Ainda em dezembro, a Associação Brasileira de Proteína Animal (ABPA) pediu “atuação emergencial” da ministra Tereza Cristina no caso. Em 48 horas de operação, agroindústrias já informavam o comprometimento de linhas de produção em patamares de 60%. A preocupação também é com a perda de janelas ideais de embarques ao exterior.
“Contratos de exportação entram em risco, assim como geração de divisas e a estabilidade econômica das agroindústrias, especialmente nas empresas cuja capacidade logística e de armazenagem são limitadas”, diz outro ofício.
Ainda não há levantamentos oficiais sobre os impactos da operação padrão. Auditores ouvidos esclarecem que a intenção não é prejudicar a sociedade, mas conseguir sensibilizar o governo para melhorar as condições de trabalho da categoria. O Ministério da Agricultura foi procurado, mas não se manifestou.
Em assembleia no fim de dezembro, o Sindicato Nacional dos Auditores Fiscais Federais Agropecuários (Anffa Sindical) decidiu adotar a operação padrão, em que os profissionais cumprem os prazos regimentais das atividades e se limitam a trabalhar oito horas diárias, sem a realização de horas ou turnos extras. A medida é uma forma de pressionar o governo federal por reajuste salarial e realização de novos concursos públicos para suprir o déficit de servidores. Os fiscais agropecuários estudam entregar cargos, a exemplo dos funcionários do Banco Central e da Receita Federal que também estão em mobilização.
Os auditores continuam atuando dentro da lei, de acordo com o sindicato, mas a alta demanda e a falta de servidores travam os processos. “Se os fiscais dos frigoríficos se limitarem a trabalhar oito horas por dia, já causa transtorno. Do jeito que está, bastaria cumprir os prazos processuais e a jornada de trabalho para haver atrasos”, relatou outra fonte.

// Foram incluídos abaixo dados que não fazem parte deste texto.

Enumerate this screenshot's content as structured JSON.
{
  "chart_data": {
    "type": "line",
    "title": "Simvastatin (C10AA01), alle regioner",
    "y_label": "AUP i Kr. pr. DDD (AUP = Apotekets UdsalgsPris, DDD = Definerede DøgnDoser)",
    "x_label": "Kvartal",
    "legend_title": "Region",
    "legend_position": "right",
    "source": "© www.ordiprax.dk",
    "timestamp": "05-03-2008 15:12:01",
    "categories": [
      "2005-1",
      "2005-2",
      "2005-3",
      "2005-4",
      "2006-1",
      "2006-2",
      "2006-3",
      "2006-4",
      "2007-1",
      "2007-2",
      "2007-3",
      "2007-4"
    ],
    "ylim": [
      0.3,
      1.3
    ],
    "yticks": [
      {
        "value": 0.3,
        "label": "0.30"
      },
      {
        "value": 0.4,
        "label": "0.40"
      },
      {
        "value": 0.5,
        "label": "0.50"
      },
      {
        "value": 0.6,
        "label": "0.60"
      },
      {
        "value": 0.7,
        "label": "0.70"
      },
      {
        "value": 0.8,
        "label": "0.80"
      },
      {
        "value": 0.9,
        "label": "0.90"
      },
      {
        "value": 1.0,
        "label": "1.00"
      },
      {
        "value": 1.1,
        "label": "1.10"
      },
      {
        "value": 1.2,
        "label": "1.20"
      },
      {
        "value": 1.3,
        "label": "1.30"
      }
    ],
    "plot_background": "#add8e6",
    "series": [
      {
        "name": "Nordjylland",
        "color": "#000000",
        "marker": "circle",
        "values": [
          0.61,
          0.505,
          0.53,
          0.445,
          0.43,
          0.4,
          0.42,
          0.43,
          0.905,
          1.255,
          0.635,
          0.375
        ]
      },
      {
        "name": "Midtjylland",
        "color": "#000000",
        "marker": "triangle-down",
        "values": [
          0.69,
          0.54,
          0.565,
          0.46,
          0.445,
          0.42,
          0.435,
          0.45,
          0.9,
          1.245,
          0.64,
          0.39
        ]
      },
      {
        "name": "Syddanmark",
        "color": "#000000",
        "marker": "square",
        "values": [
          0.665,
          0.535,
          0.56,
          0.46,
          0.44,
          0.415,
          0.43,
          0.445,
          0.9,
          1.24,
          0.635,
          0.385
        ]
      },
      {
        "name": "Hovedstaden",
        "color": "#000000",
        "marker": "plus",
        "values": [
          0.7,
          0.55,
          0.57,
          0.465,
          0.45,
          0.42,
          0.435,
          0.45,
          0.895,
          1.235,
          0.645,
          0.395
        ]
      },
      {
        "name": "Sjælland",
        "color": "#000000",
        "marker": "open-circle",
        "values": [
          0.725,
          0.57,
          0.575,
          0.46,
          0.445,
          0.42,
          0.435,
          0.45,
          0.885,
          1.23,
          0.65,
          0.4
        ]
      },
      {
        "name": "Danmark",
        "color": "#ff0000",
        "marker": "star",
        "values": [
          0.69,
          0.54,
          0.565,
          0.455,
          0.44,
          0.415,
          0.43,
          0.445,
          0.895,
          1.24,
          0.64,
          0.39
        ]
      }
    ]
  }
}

A categoria pede o fim das “jornadas extenuantes, de horas extras não compensadas nem remuneradas, no fim do trabalho contínuo e desgastante de domingo a domingo”. As horas extras, por exemplo, têm que ser compensadas em até dois meses ou expiram. O prazo não é suficiente, dizem os auditores, mas não foi alargado mesmo após apelo dos servidores na pandemia.
Os fiscais agropecuários também querem o fim dos “almoços estendidos”, de até três horas, o que mantém o profissional mais tempo no frigorífico e “força” trabalhos emergenciais.
Outra reivindicação é uma organização na distribuição de tarefas. “Diversos affas respondem por até 50 estabelecimentos periódicos ao mesmo tempo que faz inspeção permanente”, diz o Anffa.